Para ela, o ideal é que os interessados em receber a vacina busquem apoio médico. Segundo Homsani, os dados indicam uma advertência, mas não contraindicação. “A vacina comprovou a segurança ao longo desses anos e ela não causa a doença. O que causa é o mosquito. Não esperamos que tenha qualquer problema maior por isso.”
“Queremos que as pessoas olhem se já tiveram dengue ou não e conversem com o médico.
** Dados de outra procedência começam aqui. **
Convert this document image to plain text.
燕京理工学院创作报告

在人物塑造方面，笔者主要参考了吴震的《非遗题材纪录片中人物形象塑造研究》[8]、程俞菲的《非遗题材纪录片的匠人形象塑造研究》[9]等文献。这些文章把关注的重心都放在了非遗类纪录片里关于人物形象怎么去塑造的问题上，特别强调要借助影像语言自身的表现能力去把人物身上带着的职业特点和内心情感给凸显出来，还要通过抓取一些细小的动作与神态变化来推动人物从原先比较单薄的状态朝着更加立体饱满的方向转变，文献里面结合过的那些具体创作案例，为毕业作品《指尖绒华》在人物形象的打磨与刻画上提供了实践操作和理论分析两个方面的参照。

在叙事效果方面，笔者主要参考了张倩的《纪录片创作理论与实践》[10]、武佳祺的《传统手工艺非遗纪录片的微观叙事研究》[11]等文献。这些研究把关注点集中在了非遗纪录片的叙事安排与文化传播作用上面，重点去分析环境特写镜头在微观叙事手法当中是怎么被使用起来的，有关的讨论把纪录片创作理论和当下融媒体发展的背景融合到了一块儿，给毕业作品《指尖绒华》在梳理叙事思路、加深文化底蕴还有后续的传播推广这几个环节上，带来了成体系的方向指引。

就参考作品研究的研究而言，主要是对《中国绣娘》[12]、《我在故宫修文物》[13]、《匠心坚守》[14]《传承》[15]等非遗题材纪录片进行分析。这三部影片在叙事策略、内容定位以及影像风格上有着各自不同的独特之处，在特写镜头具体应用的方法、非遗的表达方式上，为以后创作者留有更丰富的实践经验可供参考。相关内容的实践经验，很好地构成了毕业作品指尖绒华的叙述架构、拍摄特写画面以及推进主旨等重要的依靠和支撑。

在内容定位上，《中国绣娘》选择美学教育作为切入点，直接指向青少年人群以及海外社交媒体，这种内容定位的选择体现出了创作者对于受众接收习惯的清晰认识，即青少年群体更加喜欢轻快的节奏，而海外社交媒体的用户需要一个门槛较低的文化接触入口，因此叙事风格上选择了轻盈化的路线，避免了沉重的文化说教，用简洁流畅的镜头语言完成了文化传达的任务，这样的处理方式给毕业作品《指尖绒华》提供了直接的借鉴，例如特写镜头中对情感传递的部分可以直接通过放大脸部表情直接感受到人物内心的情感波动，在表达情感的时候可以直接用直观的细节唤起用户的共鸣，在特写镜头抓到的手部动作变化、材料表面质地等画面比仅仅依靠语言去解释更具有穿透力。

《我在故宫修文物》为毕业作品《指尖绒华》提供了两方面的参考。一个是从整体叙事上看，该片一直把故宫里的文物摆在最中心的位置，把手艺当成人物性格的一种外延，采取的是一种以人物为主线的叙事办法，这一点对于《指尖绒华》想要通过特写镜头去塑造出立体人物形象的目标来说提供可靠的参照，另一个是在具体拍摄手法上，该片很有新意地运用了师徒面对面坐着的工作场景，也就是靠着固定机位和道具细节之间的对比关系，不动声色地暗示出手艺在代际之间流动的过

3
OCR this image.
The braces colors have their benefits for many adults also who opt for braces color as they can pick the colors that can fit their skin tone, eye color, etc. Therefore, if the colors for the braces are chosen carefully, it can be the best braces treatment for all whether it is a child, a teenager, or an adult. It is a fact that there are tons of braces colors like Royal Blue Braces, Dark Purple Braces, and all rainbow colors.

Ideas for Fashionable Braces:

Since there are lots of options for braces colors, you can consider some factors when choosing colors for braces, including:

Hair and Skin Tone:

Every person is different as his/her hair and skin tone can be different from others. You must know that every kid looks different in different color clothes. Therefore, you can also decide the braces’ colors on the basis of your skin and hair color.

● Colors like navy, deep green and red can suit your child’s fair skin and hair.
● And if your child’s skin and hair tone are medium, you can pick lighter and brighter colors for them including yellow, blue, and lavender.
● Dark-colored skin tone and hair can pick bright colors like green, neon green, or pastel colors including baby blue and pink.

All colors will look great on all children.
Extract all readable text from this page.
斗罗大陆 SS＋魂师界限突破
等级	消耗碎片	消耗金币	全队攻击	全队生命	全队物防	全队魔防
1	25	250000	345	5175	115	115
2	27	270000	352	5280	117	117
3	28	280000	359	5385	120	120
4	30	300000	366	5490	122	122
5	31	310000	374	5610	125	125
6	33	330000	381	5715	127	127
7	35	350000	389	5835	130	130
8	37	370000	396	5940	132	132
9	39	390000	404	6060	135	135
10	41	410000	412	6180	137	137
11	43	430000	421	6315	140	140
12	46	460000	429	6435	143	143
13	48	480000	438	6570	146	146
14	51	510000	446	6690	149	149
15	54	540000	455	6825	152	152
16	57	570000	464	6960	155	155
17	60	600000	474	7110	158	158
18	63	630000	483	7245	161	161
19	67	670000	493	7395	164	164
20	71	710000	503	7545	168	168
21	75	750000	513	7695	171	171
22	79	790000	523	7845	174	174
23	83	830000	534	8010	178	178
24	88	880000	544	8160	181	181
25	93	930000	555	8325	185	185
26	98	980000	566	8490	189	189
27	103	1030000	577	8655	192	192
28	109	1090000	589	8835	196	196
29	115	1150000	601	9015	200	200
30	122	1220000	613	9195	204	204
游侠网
Para esse indivíduo, não vale a pena tomar vacina se não estiver numa área endêmica e não fizer um teste antes”, diz.
Em nota, o governo do Paraná afirma que monitora as pessoas vacinadas na campanha contra a dengue e que não houve registro de reação adversa grave à vacina.
Diz ainda que a decisão de adotar a vacina no Estado “foi baseada em dados epidemiológicos consistentes, que direcionou a oferta da campanha somente aos 30 municípios endêmicos e epidêmicos”, os quais concentraram 80% dos casos de dengue do Estado ou enfrentaram epidemias consecutivas nos últimos anos. “Não há motivo para mudança da estratégia adotada no Paraná quanto à oferta da vacina”, finaliza.